Eutrofikasi yang berlebihan terhadap bahari menyebabkan over produksi alga dan bersama-sama sanggup menyebabkan terancamnya seluruh ekosistem yang ada.
"Tapi, dalam penelitian kami, kami melihat algae sebagai sumber daya. Kami mengumpulkan kelebihan algae sepanjang pantai dan menumbuhkan algae gres di laut," kata Gröndahl.
Kota Trelleborg, Swedia memperkirakan bahwa pantainya mempunyai kelebihan algae yang setara dengan energi dari 2,8 juta liter solar.
Hampir tiga perempat dari permukaan bumi ditutupi oleh laut, dan bahari mempunyai kapasitas produksi yang besar mirip produksi di daratan. Pada dikala ini, insan memakai 40 persen dari produksi ekosistem darat sedangkan hanya 1 persen dari ekosistem laut.
Sayangnya, persentase yang kecil ini juga sebagian besar berasal dari proses eksploitasi yang merusak; dimana industri perikanan mengeruk setiap makhluk hidup dan merusak bab bawah laut. "Kami benar-benar membutuhkan solusi baru, mirip memanen algae yang berlebih untuk materi bakar dan budidaya baru, algae murni untuk produk tertentu dan materi makanan," kata Gröndahl.

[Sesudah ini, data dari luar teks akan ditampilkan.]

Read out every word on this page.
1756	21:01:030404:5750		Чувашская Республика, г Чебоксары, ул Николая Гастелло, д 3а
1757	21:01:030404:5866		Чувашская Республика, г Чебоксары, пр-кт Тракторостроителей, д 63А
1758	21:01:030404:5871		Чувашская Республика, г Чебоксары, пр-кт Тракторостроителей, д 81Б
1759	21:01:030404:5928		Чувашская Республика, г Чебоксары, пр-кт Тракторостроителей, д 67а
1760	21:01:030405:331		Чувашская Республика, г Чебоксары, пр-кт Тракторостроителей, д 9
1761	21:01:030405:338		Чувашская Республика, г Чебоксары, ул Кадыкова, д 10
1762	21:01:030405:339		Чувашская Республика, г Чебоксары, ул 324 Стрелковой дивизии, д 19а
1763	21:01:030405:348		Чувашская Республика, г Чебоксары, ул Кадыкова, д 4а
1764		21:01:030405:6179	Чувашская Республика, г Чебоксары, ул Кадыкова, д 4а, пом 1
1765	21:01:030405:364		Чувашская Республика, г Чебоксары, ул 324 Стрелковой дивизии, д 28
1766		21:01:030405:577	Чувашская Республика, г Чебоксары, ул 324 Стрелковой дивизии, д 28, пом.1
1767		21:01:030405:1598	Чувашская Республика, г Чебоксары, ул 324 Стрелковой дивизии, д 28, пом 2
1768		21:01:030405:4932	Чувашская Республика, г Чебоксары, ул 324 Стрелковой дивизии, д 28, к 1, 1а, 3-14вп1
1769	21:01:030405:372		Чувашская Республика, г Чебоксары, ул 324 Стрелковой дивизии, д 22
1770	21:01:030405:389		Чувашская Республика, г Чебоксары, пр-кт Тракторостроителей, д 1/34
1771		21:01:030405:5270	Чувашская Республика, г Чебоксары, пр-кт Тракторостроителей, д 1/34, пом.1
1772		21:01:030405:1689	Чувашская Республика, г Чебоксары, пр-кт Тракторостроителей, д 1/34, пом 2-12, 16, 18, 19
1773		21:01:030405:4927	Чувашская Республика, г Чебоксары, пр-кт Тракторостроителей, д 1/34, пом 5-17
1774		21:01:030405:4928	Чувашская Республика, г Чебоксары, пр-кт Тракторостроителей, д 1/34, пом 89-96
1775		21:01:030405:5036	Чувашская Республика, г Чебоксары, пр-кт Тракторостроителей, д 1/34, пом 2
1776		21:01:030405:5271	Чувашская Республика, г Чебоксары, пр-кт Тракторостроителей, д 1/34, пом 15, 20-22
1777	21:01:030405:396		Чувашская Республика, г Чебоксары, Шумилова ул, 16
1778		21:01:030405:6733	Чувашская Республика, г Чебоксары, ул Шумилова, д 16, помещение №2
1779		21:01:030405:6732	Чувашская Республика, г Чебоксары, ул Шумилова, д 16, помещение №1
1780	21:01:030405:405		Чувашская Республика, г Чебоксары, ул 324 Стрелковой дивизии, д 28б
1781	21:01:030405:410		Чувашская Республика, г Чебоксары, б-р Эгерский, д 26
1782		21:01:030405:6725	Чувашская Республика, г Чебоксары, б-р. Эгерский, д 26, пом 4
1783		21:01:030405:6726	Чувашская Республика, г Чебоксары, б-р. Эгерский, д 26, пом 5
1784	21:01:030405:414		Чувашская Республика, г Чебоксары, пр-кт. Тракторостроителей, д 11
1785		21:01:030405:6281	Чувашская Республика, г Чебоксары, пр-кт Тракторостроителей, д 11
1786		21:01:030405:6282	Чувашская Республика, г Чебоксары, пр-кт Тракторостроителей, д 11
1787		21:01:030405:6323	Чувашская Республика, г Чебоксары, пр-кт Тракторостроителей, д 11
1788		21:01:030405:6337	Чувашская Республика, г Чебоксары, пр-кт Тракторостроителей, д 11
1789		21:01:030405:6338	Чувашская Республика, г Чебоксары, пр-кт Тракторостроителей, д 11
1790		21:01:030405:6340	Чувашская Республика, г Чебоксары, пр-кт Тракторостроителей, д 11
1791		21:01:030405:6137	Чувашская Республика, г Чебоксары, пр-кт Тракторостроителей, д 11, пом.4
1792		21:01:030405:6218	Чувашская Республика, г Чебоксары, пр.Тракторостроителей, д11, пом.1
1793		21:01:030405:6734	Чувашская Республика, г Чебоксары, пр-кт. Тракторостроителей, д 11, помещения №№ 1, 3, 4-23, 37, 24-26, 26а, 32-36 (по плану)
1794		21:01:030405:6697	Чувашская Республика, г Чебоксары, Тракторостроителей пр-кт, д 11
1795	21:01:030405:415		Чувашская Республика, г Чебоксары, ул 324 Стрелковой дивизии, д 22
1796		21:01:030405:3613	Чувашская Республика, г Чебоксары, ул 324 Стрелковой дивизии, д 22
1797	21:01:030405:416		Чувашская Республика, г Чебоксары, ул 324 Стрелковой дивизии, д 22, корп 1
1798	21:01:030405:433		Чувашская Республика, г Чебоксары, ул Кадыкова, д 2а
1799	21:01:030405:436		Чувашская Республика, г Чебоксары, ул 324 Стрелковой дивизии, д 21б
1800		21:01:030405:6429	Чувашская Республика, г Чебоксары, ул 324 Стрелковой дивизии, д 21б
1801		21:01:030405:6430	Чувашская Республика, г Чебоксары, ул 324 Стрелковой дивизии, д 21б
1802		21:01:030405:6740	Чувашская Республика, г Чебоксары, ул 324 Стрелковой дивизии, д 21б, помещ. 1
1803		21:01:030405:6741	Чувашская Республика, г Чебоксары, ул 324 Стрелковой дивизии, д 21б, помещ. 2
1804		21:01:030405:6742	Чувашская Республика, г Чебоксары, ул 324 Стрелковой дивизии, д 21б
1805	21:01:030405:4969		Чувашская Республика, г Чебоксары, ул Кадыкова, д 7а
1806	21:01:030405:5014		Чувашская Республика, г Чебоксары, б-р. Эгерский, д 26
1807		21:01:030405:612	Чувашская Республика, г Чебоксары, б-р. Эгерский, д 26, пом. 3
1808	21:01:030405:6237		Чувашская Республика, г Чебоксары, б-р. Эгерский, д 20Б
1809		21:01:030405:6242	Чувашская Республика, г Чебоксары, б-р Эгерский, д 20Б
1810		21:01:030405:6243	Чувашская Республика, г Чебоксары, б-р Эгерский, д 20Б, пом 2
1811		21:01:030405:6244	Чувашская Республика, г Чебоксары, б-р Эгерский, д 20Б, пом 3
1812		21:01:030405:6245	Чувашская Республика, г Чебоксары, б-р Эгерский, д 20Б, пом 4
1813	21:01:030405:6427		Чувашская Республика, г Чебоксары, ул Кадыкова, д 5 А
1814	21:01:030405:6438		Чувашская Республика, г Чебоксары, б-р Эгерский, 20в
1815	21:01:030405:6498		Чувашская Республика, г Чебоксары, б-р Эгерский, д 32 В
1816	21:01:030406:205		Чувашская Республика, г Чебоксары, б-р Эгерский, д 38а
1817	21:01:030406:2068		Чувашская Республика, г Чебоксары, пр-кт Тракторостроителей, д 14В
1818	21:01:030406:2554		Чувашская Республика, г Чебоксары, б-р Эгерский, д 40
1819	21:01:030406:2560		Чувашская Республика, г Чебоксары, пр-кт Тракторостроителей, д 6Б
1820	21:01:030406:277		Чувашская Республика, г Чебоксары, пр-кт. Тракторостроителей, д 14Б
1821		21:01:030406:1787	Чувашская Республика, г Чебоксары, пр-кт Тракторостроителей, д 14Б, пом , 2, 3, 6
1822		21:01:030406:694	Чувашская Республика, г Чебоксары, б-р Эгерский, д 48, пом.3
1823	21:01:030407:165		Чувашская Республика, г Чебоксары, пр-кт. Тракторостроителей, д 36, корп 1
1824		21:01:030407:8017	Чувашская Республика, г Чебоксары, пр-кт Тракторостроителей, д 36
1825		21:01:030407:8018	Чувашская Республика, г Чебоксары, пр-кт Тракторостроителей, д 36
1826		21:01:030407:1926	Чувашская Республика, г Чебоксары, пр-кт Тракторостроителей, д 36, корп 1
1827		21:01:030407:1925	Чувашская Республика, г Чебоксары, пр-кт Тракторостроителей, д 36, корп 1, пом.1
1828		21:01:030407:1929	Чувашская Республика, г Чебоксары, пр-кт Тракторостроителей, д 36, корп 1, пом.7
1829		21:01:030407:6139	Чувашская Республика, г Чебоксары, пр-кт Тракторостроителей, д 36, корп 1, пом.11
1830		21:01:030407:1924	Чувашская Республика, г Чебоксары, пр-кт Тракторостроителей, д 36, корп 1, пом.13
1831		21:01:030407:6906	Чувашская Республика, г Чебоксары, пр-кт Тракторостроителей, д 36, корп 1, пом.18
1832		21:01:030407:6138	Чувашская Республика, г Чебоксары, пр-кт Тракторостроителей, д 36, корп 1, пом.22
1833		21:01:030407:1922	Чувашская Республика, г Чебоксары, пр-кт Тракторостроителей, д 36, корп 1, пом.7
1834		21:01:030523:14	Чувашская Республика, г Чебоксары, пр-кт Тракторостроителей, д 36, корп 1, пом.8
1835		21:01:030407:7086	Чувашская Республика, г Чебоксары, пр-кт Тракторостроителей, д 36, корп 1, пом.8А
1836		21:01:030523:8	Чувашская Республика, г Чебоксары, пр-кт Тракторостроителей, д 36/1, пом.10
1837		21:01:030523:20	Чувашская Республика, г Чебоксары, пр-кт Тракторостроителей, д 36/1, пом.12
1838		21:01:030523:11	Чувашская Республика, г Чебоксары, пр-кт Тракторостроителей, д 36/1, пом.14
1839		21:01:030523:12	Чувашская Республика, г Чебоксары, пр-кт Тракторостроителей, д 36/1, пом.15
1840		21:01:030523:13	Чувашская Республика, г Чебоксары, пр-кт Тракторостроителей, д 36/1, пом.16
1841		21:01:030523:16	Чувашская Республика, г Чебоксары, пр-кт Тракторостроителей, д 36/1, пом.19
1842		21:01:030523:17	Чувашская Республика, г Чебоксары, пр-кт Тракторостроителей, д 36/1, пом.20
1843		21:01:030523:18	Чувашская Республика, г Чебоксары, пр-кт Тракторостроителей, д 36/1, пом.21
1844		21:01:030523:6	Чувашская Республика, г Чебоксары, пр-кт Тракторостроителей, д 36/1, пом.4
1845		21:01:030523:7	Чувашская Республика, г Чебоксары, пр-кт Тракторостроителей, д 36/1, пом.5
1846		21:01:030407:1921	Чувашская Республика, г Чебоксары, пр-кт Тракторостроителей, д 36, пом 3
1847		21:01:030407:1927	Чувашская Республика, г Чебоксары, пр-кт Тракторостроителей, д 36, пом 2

Gröndahl memperlihatkan bahwa algae mengandung vitamin, asam amino dan mineral, serta seluruh daftar unsur periodik, termasuk besi. Alga sanggup dimakan eksklusif atau dimasak; dan dalam beberapa tahun terakhir minat pada produk alga dalam materi pangan telah meningkat di Swedia, sebagian berkat popularitas budaya masakan di Asia. Bahkan rempah-rempah dan minyak goreng sanggup diproduksi oleh algae.
Algae coklat yang dikenal sebagai sugar kelp (saccharina latissima), misalnya, mengandung tiga kali lebih banyak gula daripada gula bit. "Tentu saja, tidak bijaksana membebani bumi dengan perkebunan kelapa sawit dan budidaya gula bit ketika produk yang sesuai sanggup diproduksi dengan cara yang berkelanjutan secara ekologis dari algae," terang Gröndahl.
Algae di masa depan menjadi materi pakan ternak untuk menggantikan tepung ikan yang merusak lingkungan.
Selain itu, salmon dikala diberi pakan dengan materi pakan dari hasil tangkapan ikan liar memperlihatkan perhitungan bahwa tidak kurang dari 5 kg ikan liar yang dihabiskan untuk menghasilkan 1 kg ikan salmon hasil budidaya.
"Jelas, itu bukan inspirasi yang baik untuk memberi makan ikan dengan pakan dari ikan. Pakan dari Algae dalam hal ini, akan sangat bermanfaat bagi lingkungan," katanya. "Terlebih lagi, kita mengandalkan budidaya Seafarm untuk algae yang bisa mendukung lingkungan bahari secara keseluruhan, alasannya yaitu mereka membentuk terumbu sekunder di dalam air. Hal ini menjadi semacam karang yang sanggup menarik ikan dan spesies binatang lainnya”.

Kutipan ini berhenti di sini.